Ree’s Role in Winter’s Bone

Ree, the sixteen year old protagonist in Winter’s Bone, bears more responsibility in her life than an average sixteen year old.  She is placed in a situation in which her mother is severely mentally ill and incapable of being a mother anymore.  Her father is missing and the family is at risk of losing everything if he does not appear in court.  She is forced to care for her two younger siblings, Harold and Sonny.  Ree fully embraces her role as the glue to her family as she does whatever it takes to make sure her loved ones are cared for.

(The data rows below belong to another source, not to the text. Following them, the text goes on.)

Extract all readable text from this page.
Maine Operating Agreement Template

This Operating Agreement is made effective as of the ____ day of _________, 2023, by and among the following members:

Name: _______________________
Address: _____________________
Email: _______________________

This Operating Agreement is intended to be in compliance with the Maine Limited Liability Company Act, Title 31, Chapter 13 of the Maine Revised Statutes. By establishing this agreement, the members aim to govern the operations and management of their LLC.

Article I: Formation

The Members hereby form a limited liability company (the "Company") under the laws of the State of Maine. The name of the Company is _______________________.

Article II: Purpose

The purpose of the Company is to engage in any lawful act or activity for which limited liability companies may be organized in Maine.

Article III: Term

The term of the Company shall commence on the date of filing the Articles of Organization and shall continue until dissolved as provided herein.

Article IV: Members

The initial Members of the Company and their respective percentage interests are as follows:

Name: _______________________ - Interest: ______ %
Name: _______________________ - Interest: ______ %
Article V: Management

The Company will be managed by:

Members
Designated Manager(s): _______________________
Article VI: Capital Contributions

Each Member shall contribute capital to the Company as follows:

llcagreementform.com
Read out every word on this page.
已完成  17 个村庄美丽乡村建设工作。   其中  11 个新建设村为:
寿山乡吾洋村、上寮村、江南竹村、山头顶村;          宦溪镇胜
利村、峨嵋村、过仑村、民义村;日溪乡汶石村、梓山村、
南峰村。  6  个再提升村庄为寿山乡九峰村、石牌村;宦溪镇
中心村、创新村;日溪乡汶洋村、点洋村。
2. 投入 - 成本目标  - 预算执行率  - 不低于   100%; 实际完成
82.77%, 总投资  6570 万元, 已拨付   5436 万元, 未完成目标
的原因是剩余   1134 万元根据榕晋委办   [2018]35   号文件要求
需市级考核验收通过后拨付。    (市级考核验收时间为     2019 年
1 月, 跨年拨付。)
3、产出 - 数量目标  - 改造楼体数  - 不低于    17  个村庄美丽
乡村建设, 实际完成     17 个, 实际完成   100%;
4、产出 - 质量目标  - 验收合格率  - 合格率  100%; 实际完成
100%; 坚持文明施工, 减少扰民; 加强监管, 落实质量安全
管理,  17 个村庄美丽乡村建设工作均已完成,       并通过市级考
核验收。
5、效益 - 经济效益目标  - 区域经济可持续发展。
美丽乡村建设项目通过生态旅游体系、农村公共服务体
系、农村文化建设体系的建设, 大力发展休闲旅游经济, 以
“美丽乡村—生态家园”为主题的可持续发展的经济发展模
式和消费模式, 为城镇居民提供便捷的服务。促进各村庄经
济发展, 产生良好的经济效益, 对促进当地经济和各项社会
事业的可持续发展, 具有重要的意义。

Ree is not only in a critically important role caring for her mother and brothers, she also plays an important part in Gail’s life.  The two girls are transparently in love with one another and they show it in physical ways, as well as their caring gestures for each other.  The region of the Ozarks the novel is set in is in a part of the country where homosexuality is not recognized as legitimate or even real.  The girls do not seem to even understand their own sexuality, albeit the clear signs of a romantic love existing between Ree and Gail.


A clear barrier to a Ree and Gail’s relationship is the existence of a husband and child for Gail.  Floyd, the husband of Gail, is not genuinely in love with Gail but because he got her pregnant, he is forced to marry her.  He constantly lies to Gail and cheats on her with the woman he truly loves.  The two have a young baby named Ned, which causes the two of them to stay together even though both of them would be happier with other lovers.


Ree cares for Gail as if she was family.  She happily takes in Gail when Floyd kicks her out of the house and yet still does not show any anger when Gail goes back to Floyd.  Ree is the most pure and genuine character from the novel, however she is gritty and will do anything to provide the best life possible for herself and her family.  She displays her strength when she is forced to saw her own father’s hands off of his dead corpse in order to save her house and land.  Ree acts as the central holding piece to keep her family and Gail from completely dismantling.  Without Ree, this novel has a much bleaker ending and there is no doubt about it.